The Post Sports Live crew discusses the Wizards’ improved play since John Wall’s return from injury and the emergence of some of the role players. (The Washington Post)

The camaraderie and upbeat attitude that has developed during the Washington Wizards’ longest trip of the season was evident in pregame warmups, as players lined up and mimicked Jordan Crawford’s game-winning shot in Portland two nights earlier. After Martell Webster’s deep three-pointer dropped, Webster let out his tongue, leaned over and ran down the court as Crawford and other teammates laughed.

But shortly after the Wizards actually tipped off against the Utah Jazz on Wednesday, they appeared as if they were simply ready to go back home. They were listless, defenseless and plodding and found themselves down 21 points with less than 15 minutes remaining.

Then John Wall decided he would make things a little interesting. With a few mad dashes to the basket and a few more dishes to shooters who could actually convert, Wall engineered a run that brought the Wizards close before they eventually lost, 92-88, at EnergySolutions Arena.

“It’s a lot of basketball game left,” Wall said after scoring 14 points with eight assists in just 26 minutes. “We gave ourselves a chance to get back in the game, but we fought so hard to get back, I don’t think we had enough legs to close it out.”

The Wizards (9-31) have moved beyond the moral victory portion of the season and were hoping to come home with a winning trip for the first time in six seasons. They finished the five-game trip 2-3, losing those to Utah, Sacramento and the Los Angeles Clippers by a combined 12 points.

“Consensus is everybody is ready to go home. There’s no secret about that,” A.J. Price said after scoring 10 points. “Would’ve been feeling much better about yourself if you come and end the road trip with a ‘W,’ as opposed to how we did.”

On Wednesday, they were unable to overcome a horrific shooting performance to start the game, connecting on just 36 percent (31 for 86) of their field goal attempts. They are now 0-25 when outshot by their opponents.

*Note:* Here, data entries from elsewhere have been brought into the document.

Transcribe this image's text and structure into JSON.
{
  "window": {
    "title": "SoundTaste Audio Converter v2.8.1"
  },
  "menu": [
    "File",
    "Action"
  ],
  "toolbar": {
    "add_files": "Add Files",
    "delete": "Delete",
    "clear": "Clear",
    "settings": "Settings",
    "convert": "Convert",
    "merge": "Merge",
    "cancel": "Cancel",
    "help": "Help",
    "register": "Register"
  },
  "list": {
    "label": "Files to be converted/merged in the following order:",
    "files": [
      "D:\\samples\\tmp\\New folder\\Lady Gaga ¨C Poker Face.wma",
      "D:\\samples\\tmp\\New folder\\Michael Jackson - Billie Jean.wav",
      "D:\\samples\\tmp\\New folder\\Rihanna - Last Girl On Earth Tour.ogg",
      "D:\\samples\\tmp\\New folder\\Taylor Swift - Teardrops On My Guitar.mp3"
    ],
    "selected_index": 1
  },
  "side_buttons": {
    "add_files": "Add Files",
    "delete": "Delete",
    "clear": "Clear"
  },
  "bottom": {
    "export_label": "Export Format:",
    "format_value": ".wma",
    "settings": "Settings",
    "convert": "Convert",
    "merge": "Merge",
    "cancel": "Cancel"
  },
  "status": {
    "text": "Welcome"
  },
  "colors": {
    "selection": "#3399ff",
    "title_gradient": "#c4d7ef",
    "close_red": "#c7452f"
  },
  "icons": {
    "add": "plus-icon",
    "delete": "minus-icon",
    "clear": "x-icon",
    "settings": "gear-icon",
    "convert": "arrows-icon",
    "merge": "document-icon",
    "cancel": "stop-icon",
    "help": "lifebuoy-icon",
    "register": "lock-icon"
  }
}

Center Emeka Okafor made a power move in the second period to get inside on Jefferson, but he threw the ball over the rim instead and it landed in Jazz reserve Earl Watson’s hands. Jefferson was credit with the block.

“The ball refused to go in the bucket,” said Okafor, who had 17 rebounds but combined with front-court mate Nene to score just 15 points on 6-for-24 shooting.

Bradley Beal had 12 points but he was hampered by a sore wrist that he injured on a hard fall in Denver last week and also tweaked his right ankle, forcing him to leave the court and head to the locker room in the first half. His struggles were most apparent at the foul line, where he missed 4 of 6 attempts, including two after getting fouled on a three-pointer with one-tenth of a second remaining.

“It was my wrist, it was really bothering me,” Beal said. “I can’t use it as an excuse. If I’m out there playing, I have to be doing something. I got to make my shots and free throws, because they’re free. I’ve got to do better.”

With the Wizards dragging, the Jazz had its way, as veteran point guard Jamaal Tinsley put on a dazzling dribbling display — he threw a bounce pass to himself between Trevor Booker’s legs — and everyone else repeatedly getting inside for easy layups, building a healthy cushion that allowed it sweep the season series.

Jazz reserve guard Gordon Hayward (15 points) used a behind-the-back dribble to get Webster off-balance, then blew past him and drew a foul as he made a nifty left hand layup to put Utah ahead, 47-25, in the second quarter. Later in the period, four Wizards revealed their dead legs when they watched Hayward dart into the lane to rebound his own miss.

“There has to be a 48-minute game, or at least close to it. It can’t be a 32-minute game or a 27-minute game. We have to perform the whole game and we didn’t do that,” Webster said after scoring 15 points. “That’s the reason why we lost. We have things to work on. We found ourselves playing out of the trenches.”

The Wizards limited Jazz leading scorer Al Jefferson to just 11 points but he made a foul line jumper to give the Jazz a 73-52 lead with 2 minutes 15 seconds left in the third quarter. Wall, however, lead his team back, scoring six points and handing out three assists during a 20-2 run that spanned roughly five minutes brought the Wizards within 75-72 when Trevor Ariza made a three-pointer.

Kevin Seraphin later added a short jumper to cut the deficit to 80-78, but the Jazz pulled away with an 8-2 run, punctuated by a Nene turnover that ended with Webster committing a clear path foul on Hayward.

“Each timeout, it was, we’re down 22, let’s get it to 15, let’s get it to 10, let’s keep plugging away,” Coach Randy Wittman said. “We got to single digits and these guys thought they had a chance. Are we tired a little bit? Probably, but the good thing about it, we didn’t give into it. We fought back to get in and have an opportunity. I can’t be displeased about that.”